Industrie et intérim plombés
L'industrie a été, de loin, le secteur professionnel le plus pénalisé par la crise (- 4,5 %), seule sa partie agroalimentaire tirant son épingle du jeu. L'emploi intérimaire est l'autre grand perdant. Plombé par un premier trimestre catastrophique, il dégringole de 14,5 % en un an (4 000 postes supprimés), une chute bien supérieure au niveau national (- 3,6 %). « Il a servi de variable d'ajustement », explique l'Insee. Côté départements, Vendée, Sarthe et Loire-Atlantique ont le plus souffert (baisses d'effectifs entre 2,9 % et 2,6 %) du fait de leur industrie développée.

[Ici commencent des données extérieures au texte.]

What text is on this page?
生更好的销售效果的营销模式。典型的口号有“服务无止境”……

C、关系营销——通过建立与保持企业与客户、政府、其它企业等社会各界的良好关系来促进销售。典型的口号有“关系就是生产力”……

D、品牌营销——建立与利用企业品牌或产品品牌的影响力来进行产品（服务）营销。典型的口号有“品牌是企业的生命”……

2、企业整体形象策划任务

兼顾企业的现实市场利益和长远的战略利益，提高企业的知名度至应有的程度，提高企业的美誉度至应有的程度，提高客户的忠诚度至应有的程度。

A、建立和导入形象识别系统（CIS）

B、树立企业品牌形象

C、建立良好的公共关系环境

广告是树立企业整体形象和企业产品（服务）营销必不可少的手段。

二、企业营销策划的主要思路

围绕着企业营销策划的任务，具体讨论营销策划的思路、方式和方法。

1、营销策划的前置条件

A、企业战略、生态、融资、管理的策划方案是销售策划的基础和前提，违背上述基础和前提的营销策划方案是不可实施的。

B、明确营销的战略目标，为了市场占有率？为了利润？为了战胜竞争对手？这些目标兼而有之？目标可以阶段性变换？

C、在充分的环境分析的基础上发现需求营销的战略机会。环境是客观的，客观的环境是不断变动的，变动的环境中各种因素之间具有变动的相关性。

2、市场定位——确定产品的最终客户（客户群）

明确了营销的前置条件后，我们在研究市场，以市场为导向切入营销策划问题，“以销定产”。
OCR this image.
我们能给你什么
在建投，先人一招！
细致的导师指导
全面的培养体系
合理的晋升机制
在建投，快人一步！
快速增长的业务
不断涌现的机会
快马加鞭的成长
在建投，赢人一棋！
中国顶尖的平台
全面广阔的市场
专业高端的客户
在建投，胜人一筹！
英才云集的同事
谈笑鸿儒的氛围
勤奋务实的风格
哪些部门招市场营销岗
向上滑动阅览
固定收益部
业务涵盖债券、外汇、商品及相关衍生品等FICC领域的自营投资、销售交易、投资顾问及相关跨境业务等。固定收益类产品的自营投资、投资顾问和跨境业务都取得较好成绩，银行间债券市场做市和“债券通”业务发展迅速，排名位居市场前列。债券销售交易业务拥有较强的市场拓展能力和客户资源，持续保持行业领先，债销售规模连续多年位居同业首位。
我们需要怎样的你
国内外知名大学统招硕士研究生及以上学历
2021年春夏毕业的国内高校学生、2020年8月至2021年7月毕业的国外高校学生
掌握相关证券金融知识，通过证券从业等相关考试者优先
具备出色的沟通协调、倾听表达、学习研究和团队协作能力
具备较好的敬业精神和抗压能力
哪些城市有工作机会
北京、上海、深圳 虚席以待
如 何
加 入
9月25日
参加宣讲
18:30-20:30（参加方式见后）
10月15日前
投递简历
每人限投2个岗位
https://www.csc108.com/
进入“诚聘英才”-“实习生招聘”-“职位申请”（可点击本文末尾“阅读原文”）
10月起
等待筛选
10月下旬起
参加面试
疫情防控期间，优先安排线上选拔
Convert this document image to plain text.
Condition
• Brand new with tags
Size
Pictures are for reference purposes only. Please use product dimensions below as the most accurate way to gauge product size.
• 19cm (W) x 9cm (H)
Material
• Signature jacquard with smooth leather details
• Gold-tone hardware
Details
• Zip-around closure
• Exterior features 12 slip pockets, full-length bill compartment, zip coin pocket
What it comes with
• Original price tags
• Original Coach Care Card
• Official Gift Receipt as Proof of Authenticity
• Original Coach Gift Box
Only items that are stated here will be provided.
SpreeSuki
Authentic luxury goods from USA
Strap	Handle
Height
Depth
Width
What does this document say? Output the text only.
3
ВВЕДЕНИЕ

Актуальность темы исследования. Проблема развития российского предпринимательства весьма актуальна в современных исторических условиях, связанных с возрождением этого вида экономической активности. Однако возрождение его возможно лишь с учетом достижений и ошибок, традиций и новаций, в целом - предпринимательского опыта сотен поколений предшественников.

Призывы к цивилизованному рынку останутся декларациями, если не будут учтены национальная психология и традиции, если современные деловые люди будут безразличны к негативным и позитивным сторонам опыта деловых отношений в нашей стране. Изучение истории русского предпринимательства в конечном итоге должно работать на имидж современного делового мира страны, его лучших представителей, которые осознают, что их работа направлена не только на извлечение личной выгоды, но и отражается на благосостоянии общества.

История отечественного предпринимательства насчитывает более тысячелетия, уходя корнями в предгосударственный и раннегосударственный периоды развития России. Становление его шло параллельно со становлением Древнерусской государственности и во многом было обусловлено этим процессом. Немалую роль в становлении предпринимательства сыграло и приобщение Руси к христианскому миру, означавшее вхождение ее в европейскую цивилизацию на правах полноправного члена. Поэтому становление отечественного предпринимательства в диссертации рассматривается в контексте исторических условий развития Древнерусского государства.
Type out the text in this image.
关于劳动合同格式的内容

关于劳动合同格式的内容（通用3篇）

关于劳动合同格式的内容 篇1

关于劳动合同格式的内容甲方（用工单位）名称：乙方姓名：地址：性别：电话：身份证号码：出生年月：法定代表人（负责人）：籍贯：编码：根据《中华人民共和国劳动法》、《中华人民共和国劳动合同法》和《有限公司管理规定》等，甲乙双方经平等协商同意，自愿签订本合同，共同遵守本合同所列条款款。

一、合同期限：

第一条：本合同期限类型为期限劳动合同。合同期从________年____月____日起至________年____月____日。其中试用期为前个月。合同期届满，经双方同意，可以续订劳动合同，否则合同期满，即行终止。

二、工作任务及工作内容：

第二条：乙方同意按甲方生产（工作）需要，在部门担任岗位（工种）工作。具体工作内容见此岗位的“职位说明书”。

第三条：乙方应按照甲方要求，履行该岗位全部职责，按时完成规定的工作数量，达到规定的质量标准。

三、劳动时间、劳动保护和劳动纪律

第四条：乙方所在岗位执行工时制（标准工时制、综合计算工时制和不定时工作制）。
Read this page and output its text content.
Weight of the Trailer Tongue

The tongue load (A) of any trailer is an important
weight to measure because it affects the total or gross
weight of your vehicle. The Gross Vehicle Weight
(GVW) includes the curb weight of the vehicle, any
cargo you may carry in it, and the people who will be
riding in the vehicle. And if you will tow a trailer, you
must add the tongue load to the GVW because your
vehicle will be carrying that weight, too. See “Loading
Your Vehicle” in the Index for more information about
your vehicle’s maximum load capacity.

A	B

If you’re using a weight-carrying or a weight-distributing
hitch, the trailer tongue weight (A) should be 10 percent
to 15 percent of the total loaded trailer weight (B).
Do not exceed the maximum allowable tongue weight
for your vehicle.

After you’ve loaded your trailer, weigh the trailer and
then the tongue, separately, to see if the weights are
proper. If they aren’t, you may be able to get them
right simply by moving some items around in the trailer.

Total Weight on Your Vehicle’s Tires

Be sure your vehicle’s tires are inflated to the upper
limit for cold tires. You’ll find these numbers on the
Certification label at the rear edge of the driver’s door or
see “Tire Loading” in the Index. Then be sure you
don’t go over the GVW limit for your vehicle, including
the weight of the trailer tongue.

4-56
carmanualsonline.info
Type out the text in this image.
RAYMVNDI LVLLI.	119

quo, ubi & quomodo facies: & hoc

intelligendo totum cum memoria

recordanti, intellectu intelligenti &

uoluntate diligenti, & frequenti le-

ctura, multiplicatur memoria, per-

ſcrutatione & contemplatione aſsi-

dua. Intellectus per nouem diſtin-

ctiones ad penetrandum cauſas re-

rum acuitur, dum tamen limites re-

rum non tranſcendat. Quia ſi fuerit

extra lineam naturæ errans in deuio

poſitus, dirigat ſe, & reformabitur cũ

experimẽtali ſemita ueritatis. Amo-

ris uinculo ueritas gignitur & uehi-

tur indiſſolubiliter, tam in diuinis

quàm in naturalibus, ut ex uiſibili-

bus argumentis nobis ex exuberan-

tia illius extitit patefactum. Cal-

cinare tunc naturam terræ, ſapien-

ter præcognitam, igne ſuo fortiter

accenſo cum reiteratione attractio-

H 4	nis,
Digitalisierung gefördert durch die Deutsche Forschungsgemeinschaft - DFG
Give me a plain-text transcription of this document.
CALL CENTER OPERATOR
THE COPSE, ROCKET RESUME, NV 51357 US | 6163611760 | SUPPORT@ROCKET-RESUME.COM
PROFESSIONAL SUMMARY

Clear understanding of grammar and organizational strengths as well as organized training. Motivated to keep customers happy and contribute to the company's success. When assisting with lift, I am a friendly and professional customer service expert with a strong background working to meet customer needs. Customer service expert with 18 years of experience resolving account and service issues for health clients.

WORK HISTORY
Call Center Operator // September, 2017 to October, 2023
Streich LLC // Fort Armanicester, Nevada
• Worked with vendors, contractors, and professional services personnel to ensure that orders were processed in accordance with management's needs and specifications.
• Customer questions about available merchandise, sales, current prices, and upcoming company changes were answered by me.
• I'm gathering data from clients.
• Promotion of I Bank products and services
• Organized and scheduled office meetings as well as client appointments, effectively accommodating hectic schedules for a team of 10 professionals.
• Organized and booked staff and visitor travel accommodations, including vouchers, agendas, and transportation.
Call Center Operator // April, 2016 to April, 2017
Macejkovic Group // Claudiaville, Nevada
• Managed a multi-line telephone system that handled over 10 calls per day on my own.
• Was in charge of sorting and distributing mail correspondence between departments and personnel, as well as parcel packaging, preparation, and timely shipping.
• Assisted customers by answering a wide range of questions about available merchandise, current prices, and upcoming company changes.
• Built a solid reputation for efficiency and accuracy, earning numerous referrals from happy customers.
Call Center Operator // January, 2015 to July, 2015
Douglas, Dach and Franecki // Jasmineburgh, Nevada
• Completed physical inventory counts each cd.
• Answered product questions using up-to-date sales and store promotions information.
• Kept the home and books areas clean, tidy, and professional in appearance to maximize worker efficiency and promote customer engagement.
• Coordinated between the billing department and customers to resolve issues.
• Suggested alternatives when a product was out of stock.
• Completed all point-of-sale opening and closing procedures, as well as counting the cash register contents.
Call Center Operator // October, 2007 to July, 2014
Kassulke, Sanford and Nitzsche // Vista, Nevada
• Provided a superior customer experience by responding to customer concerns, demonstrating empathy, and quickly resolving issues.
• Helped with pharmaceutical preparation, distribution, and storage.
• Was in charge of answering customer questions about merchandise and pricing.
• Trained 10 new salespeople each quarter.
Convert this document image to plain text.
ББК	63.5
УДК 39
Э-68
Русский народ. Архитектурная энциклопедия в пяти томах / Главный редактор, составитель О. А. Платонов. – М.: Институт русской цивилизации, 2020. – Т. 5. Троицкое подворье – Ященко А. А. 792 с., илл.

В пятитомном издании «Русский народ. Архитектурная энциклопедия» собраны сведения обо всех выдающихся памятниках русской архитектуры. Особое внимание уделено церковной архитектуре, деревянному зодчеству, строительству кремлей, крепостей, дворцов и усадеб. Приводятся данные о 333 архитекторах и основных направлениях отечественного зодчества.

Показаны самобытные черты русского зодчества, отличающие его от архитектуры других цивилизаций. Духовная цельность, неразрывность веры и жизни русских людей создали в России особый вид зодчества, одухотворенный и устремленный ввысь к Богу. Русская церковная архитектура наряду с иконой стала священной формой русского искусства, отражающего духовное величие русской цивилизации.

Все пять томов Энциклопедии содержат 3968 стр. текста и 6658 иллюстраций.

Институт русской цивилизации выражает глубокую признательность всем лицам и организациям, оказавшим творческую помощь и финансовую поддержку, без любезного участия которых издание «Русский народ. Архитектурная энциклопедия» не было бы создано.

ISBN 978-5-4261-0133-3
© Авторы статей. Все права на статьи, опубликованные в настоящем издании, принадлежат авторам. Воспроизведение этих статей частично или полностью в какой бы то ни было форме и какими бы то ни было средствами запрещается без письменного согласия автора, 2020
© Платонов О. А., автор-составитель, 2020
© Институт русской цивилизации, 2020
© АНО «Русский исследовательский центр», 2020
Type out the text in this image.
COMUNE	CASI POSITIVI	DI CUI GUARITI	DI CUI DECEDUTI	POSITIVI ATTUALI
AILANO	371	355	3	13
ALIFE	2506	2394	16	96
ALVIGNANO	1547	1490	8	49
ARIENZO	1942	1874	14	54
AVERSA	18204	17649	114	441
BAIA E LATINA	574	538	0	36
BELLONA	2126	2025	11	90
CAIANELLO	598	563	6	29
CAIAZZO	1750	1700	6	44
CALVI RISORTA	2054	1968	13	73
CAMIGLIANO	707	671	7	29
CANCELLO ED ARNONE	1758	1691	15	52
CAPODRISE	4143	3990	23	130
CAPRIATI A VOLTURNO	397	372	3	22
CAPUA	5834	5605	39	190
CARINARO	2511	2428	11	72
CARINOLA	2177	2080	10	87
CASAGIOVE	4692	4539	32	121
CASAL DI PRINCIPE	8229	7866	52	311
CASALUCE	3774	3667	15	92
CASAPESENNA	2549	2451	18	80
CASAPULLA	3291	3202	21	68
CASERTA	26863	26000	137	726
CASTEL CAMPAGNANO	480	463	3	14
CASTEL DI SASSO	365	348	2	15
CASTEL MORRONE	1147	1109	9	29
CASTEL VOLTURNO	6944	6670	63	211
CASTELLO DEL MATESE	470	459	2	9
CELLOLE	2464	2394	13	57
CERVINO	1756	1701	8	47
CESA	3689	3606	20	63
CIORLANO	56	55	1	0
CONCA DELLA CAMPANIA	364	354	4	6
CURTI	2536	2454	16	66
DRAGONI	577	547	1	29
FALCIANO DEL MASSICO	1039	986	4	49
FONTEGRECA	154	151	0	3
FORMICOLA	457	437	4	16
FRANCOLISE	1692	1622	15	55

Espoirs et inquiétudes pour 2010
Pour les prochains mois, les projections restent délicates. « La hausse de l'intérim depuis janvier augure plutôt d'une reprise en 2010, mais les marchés sont incertains », relève Jean-Paul Faur, directeur régional de l'Insee. Les ventes de voitures et de petits utilitaires semblent repartir. La consommation globale des ménages, elle, stagne. « La hausse des permis de construire sur les premiers mois 2010 laisse supposer des effets positifs à partir de la fin d'année », espère-t-on à la Fédération française du bâtiment 44. « Le recours à l'épargne est un point d'inquiétude, nuance Alain Mustière. Les difficultés budgétaires des collectivités et l'impact sur les travaux publics en est un autre. Nos entreprises doivent miser sur l'innovation pour développer les produits de demain. »
Si le taux de chômage régional reste parmi les plus bas de France, cela est dû, selon l'Insee, à un « effet Pays de la Loire » (attractivité démographique et vitalité économique), mais aussi à une dépendance moindre des entreprises aux centres de décision extérieurs à la région.